Nick Faldo might have retired from regular television commentary duty, but the six-time major winner and tournament host at this week’s Betfred British Masters was back in the commentary booth for Sky Sports and took a potshot at LIV Golf when he was in the hotseat.
Tyrrell Hatton is playing in the event as he seeks to fulfil his membership quota for the DP World Tour and to remain Ryder Cup eligible, and Hatton is performing rather well as he tops the leaderboard midway through the second round.
But Faldo, on day one, suggested that Hatton was playing a “proper tournament” in a veiled attack on LIV.
But speaking to the press on day two, he went deeper when asked his thoughts on the possibility of LIV merging with the PGA and DP World Tours.
“I think they [LIV] are an island and go and do their own thing. That’s absolutely fine with me, go and play their tour,” he said.
“And I think we are now seeing that, wow, they’ve had three seasons, and they haven’t made much impact on the [viewing] numbers.
“Quite amusingly, pickleball was bigger than their two stars [Brooks Koepka and Jon Rahm] in a play-off, the sort of excitement everyone wants. But it got beat for viewership by pickleball.
“I think bottom line is that the players have got the last laugh because they are being rewarded so much either through the size of the prize money or appearance fees and they are not moving the needle.
“I can’t see that changing because, as we know, it’s been so damaging to the public’s attitude to golf.
“I still talk to my producer friends in TV and people are just not watching [it]. It’s hurt the attitude towards golf.
“I did 18 years of television, and I was told not to talk about prize money. When the FedEx Cup went to 10 million, I went ‘wow, look at this, this putt is worth 10 million!’
“That was about the only time I mentioned money and now, all of a sudden, it’s ridiculous amounts. It’s really changed it.”
Faldo’s words came shortly after a Jon Rahm interview with the New York Post in which the Spaniard dismissed suggestions that he regretted his decision to join LIV.
“There’s zero validity to what any of that said,” Rahm said, referencing recent reports from a supposed insider who claimed to know for a fact that Rahm was suffering with ‘buyer’s remorse’. “I don’t know where it came from.
“I’m very comfortable with my decision, very happy with my decision, very, very eager for the future of my team and the league.”

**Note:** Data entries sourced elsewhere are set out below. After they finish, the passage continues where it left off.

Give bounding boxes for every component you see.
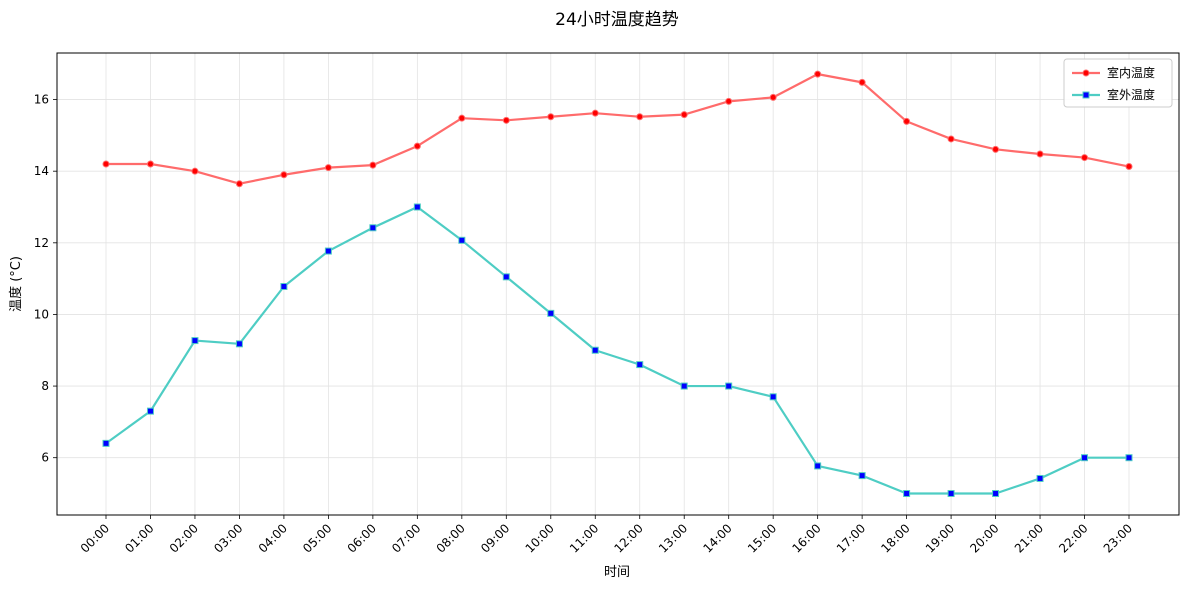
- data-point: [235, 180, 243, 188]
- data-point: [235, 340, 243, 348]
- data-point: [903, 117, 911, 125]
- data-point: [191, 167, 199, 175]
- y-axis-ticks: 6 8 10 12 14 16: [34, 93, 57, 465]
- legend-marker: [1082, 69, 1090, 77]
- x-tick-label: 21:00: [1012, 521, 1046, 555]
- data-point: [591, 109, 599, 117]
- x-tick-label: 04:00: [256, 521, 290, 555]
- data-point: [502, 116, 510, 124]
- x-tick-label: 17:00: [834, 521, 868, 555]
- chart-title: 24小时温度趋势: [555, 10, 679, 30]
- data-point: [947, 135, 955, 143]
- data-point: [413, 203, 421, 211]
- x-tick-label: 03:00: [211, 521, 245, 555]
- data-point: [280, 283, 288, 291]
- data-point: [547, 309, 555, 317]
- x-tick-label: 10:00: [523, 521, 557, 555]
- y-tick-label: 12: [34, 236, 49, 250]
- data-point: [458, 114, 466, 122]
- x-tick-label: 18:00: [878, 521, 912, 555]
- data-point: [636, 113, 644, 121]
- series-lines: [105, 73, 1130, 495]
- y-tick-label: 10: [34, 307, 49, 321]
- data-point: [1125, 454, 1133, 462]
- y-tick-label: 8: [41, 379, 49, 393]
- x-tick-label: 01:00: [122, 521, 156, 555]
- x-tick-label: 15:00: [745, 521, 779, 555]
- data-point: [102, 160, 110, 168]
- x-tick-label: 20:00: [967, 521, 1001, 555]
- data-point: [1081, 154, 1089, 162]
- data-point: [369, 224, 377, 232]
- data-point: [769, 93, 777, 101]
- plot-frame: [56, 52, 1180, 516]
- x-axis-ticks: 00:00 01:00 02:00 03:00 04:00 05:00 06:00 07:00…: [78, 515, 1135, 556]
- x-tick-label: 09:00: [478, 521, 512, 555]
- y-axis-label: 温度 (°C): [8, 256, 24, 312]
- legend-marker: [1082, 91, 1090, 99]
- x-tick-label: 19:00: [923, 521, 957, 555]
- x-tick-label: 14:00: [700, 521, 734, 555]
- data-point: [947, 490, 955, 498]
- data-point: [992, 490, 1000, 498]
- legend-label: 室内温度: [1107, 65, 1155, 80]
- data-point: [858, 472, 866, 480]
- data-point: [992, 145, 1000, 153]
- series-line-2: [105, 205, 1129, 495]
- data-point: [1081, 454, 1089, 462]
- data-point: [413, 142, 421, 150]
- data-point: [1036, 474, 1044, 482]
- x-tick-label: 05:00: [300, 521, 334, 555]
- x-tick-label: 12:00: [611, 521, 645, 555]
- grid-lines: [57, 53, 1179, 515]
- data-point: [680, 382, 688, 390]
- data-point: [769, 393, 777, 401]
- y-tick-label: 14: [34, 164, 49, 178]
- x-tick-label: 16:00: [789, 521, 823, 555]
- data-point: [547, 113, 555, 121]
- data-point: [858, 78, 866, 86]
- data-point: [502, 273, 510, 281]
- data-point: [814, 462, 822, 470]
- x-tick-label: 13:00: [656, 521, 690, 555]
- data-point: [146, 407, 154, 415]
- data-point: [102, 439, 110, 447]
- x-tick-label: 02:00: [167, 521, 201, 555]
- y-tick-label: 16: [34, 93, 49, 107]
- data-point: [369, 161, 377, 169]
- data-point: [591, 346, 599, 354]
- data-point: [636, 361, 644, 369]
- x-tick-label: 07:00: [389, 521, 423, 555]
- data-point: [725, 97, 733, 105]
- legend-label: 室外温度: [1107, 87, 1155, 102]
- data-point: [1036, 150, 1044, 158]
- x-tick-label: 11:00: [567, 521, 601, 555]
- data-point: [324, 164, 332, 172]
- data-point: [814, 70, 822, 78]
- data-point: [324, 247, 332, 255]
- x-tick-label: 22:00: [1056, 521, 1090, 555]
- data-point: [146, 160, 154, 168]
- x-tick-label: 06:00: [345, 521, 379, 555]
- x-tick-label: 08:00: [434, 521, 468, 555]
- x-tick-label: 23:00: [1101, 521, 1135, 555]
- y-tick-label: 6: [41, 451, 49, 465]
- series-line-1: [106, 73, 1130, 185]
- data-point: [903, 490, 911, 498]
- data-point: [680, 111, 688, 119]
- data-point: [191, 337, 199, 345]
- data-point: [458, 236, 466, 244]
- data-point: [725, 382, 733, 390]
- data-point: [280, 171, 288, 179]
- x-tick-label: 00:00: [78, 521, 112, 555]
- data-point: [1125, 163, 1133, 171]
- x-axis-label: 时间: [604, 565, 630, 580]
- series-markers: [102, 70, 1133, 498]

Faldo, however, isn’t buying Rahm’s claims, and feels that the 2023 Masters champion thought that he effectively had a free ticket to cash in and that he’d be back playing in PGA Tour and DP World Tour events as he always had in no time.
“I think they all thought ‘why don’t I run off and get all these hundreds of blooming millions and they’ll sort it out in two years, and I’ll come back with a boatload’,” Faldo argued.
“I don’t think it is going to work like that and it shouldn’t, to be honest. Fine, LIV go and do their thing. They say they are going to supercharge excitement in golf – good luck.
“Some people think they can change the excitement level or view of it, but golf is golf. Golf is outdoor chess.
“The number one goal in golf as a player is to come up the last with a three-shot lead or more, isn’t it?”